4
Yorum
0
Beğeni
0,0
Puan
1219
Okunma
Küçüktüm;
Bir tahta kapıdan ibaretti fakirhanemiz
Az ilerde dururdu ekmek teknemiz
Ne de büyükdü hayallerimiz..
Büyüyecektim koca adam olup karşına dikilecektim;
’Ben büyüdüm işte sev beni al yüreğine’ diye..
Oysa
Bilirdik yaptığımız kumdan kalelere benzerdi umutlarımız..
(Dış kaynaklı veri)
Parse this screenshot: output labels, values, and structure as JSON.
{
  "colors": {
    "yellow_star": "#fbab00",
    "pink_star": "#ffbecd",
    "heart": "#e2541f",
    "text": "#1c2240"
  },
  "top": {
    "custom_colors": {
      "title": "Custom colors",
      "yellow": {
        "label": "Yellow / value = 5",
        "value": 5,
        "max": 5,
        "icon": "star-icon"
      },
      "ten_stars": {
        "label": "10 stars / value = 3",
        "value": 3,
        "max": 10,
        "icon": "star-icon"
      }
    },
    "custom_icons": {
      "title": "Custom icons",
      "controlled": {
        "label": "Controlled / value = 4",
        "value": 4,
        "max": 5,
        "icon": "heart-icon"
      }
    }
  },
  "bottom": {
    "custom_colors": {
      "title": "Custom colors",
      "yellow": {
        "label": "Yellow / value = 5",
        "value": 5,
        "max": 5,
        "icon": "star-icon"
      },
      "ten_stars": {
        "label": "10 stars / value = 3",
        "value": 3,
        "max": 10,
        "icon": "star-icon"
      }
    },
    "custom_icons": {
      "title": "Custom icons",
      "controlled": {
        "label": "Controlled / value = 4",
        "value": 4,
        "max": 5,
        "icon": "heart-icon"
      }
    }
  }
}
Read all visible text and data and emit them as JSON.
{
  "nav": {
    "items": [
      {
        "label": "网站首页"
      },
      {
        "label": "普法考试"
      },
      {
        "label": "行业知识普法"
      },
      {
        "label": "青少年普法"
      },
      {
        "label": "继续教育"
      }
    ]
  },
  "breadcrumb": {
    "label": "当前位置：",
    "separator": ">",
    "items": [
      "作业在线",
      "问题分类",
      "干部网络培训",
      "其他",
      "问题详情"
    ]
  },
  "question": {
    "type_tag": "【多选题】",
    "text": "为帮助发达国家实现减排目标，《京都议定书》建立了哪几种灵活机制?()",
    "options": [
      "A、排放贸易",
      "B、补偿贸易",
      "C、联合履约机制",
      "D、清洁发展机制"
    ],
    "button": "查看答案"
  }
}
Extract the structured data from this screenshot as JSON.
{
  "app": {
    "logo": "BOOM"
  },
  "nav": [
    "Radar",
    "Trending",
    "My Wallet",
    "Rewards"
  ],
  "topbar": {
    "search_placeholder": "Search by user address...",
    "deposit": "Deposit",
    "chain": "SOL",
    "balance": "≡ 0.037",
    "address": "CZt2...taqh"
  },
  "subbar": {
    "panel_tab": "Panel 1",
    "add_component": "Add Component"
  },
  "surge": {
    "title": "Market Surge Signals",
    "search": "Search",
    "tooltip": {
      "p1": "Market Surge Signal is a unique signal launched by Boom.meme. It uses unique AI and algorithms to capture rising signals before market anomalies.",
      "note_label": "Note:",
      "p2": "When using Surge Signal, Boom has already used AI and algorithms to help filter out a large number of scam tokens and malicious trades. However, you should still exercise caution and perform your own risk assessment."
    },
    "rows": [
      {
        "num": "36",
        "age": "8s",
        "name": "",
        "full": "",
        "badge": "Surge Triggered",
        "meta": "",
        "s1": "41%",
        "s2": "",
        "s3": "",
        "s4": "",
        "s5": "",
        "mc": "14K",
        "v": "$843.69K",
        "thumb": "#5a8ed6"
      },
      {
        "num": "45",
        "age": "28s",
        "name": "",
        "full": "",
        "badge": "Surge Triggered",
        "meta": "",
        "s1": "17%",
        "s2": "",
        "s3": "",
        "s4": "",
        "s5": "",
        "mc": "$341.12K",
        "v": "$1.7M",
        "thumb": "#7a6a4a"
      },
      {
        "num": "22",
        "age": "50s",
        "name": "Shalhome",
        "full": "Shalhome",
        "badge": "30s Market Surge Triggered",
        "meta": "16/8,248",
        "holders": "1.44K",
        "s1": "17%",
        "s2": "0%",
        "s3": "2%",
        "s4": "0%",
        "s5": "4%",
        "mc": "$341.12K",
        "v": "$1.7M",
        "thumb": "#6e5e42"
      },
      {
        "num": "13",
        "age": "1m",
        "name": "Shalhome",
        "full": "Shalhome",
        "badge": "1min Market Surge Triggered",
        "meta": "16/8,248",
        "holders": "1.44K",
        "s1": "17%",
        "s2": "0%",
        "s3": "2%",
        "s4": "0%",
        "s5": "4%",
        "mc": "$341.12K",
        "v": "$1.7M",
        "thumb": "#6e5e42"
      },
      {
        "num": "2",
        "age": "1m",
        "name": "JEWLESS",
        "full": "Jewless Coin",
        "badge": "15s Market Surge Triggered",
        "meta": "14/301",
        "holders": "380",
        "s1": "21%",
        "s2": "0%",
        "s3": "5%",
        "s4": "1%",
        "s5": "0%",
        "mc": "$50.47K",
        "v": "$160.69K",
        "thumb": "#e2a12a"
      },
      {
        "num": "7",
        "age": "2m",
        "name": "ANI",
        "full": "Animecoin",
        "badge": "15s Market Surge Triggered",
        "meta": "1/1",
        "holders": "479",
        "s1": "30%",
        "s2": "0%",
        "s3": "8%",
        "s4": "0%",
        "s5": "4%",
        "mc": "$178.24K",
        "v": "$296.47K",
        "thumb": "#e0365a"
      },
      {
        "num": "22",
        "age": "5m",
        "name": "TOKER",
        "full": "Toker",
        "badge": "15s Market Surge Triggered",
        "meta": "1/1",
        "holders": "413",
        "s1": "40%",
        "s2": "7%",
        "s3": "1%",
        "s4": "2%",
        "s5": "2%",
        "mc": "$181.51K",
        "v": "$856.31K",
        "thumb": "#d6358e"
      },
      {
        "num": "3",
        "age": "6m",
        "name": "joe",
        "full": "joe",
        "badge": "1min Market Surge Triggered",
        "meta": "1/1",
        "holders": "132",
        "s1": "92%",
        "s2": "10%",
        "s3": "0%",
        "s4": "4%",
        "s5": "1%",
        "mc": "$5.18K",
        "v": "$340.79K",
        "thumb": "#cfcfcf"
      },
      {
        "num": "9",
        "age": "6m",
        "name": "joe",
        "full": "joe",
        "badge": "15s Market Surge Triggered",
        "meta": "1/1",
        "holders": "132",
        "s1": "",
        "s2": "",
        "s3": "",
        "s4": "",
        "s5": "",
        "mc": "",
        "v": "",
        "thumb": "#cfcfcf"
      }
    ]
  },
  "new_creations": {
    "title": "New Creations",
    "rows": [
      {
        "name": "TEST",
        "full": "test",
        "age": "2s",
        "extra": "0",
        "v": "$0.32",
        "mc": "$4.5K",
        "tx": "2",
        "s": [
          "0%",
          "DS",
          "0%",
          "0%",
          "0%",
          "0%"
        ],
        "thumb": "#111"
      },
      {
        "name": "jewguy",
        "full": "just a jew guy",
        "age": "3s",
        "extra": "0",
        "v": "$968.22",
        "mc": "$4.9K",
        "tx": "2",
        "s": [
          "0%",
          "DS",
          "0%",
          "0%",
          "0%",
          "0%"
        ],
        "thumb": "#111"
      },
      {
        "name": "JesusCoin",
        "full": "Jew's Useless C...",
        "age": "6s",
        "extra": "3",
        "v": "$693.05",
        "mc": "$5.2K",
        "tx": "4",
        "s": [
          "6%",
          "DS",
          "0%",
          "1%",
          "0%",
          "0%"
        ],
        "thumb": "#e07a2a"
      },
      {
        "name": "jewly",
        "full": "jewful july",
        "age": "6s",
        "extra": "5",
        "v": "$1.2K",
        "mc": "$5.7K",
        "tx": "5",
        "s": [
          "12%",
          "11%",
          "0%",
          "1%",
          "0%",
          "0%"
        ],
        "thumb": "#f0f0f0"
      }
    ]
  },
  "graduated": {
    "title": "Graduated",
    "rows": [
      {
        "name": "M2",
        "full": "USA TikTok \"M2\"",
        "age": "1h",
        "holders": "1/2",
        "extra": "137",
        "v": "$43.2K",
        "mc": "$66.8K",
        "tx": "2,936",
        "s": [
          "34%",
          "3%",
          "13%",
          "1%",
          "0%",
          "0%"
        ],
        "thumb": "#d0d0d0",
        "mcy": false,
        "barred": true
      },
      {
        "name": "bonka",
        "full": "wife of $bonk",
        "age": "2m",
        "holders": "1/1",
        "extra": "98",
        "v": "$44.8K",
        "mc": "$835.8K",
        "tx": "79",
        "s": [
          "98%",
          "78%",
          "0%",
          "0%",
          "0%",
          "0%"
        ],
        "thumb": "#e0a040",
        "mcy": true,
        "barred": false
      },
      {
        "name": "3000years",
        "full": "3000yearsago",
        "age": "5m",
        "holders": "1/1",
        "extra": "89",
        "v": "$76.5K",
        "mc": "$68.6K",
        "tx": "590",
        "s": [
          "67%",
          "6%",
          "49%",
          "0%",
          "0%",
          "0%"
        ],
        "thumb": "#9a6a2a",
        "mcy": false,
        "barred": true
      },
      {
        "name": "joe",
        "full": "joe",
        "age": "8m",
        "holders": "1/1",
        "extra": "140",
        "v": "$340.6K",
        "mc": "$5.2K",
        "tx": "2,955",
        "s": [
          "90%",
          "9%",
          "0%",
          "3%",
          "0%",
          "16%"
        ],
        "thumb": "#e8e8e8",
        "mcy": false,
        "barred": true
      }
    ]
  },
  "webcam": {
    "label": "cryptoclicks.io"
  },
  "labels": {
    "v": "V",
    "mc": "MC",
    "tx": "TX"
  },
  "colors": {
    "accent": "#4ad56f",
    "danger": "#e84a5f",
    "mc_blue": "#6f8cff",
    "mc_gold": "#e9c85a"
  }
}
Bir rüzgara bakardı herşey..
Bilmezdik hiç bir şeyi..
Küçüktüm;
Her günü bir bayram havasında yaşardık..
Hele o sokakta salınışın,
Can yakan güzelliğin,
Dalgalı saçların,
Rüzgar estikçe buram burak kokun
Başka dünyalara alırdı bizi..
Tüm mahalle hayrandı işvene cilvene
Daha o yaşta vurgundum gözlerine
Yaşa başa bakmıyordu sevda
Delikanlıydık tavımıza göre
Adı üstünde kanımız deliydi
Sevdik mi tam severdik ölümüne
Oysa;
Daha neler gelecekti önümüze
Kaç sevdadan geçecektik sıra sıra
Her sevda delikanlılığımıza vuracaktı damga
Ama
Dedim ya usta
Küçüktüm,ne bilirdim her gönül oyunu başa bela..
Güzel sevmek kolay değil
Hele ki yanağı gamzese
Yüzüne atılır koca bir sille..
’Öyle bir gelirsinki kendine
Ne güzel kalır ne yanağı gamze
İşlenir ilmek ilmek kader yüzüne’..
Böyle derdi üstadım
Anlayacak ne yaştaydık ne de başta..
Küçüktüm
Büyüdükçe anladım herşeyi
Ateşlere düşüp yanmayı
Şimdi sen söyle üstad;
Ateş olan yer de ot biter mi?
O çocukluğum geri döner bana bir şans daha verirmi?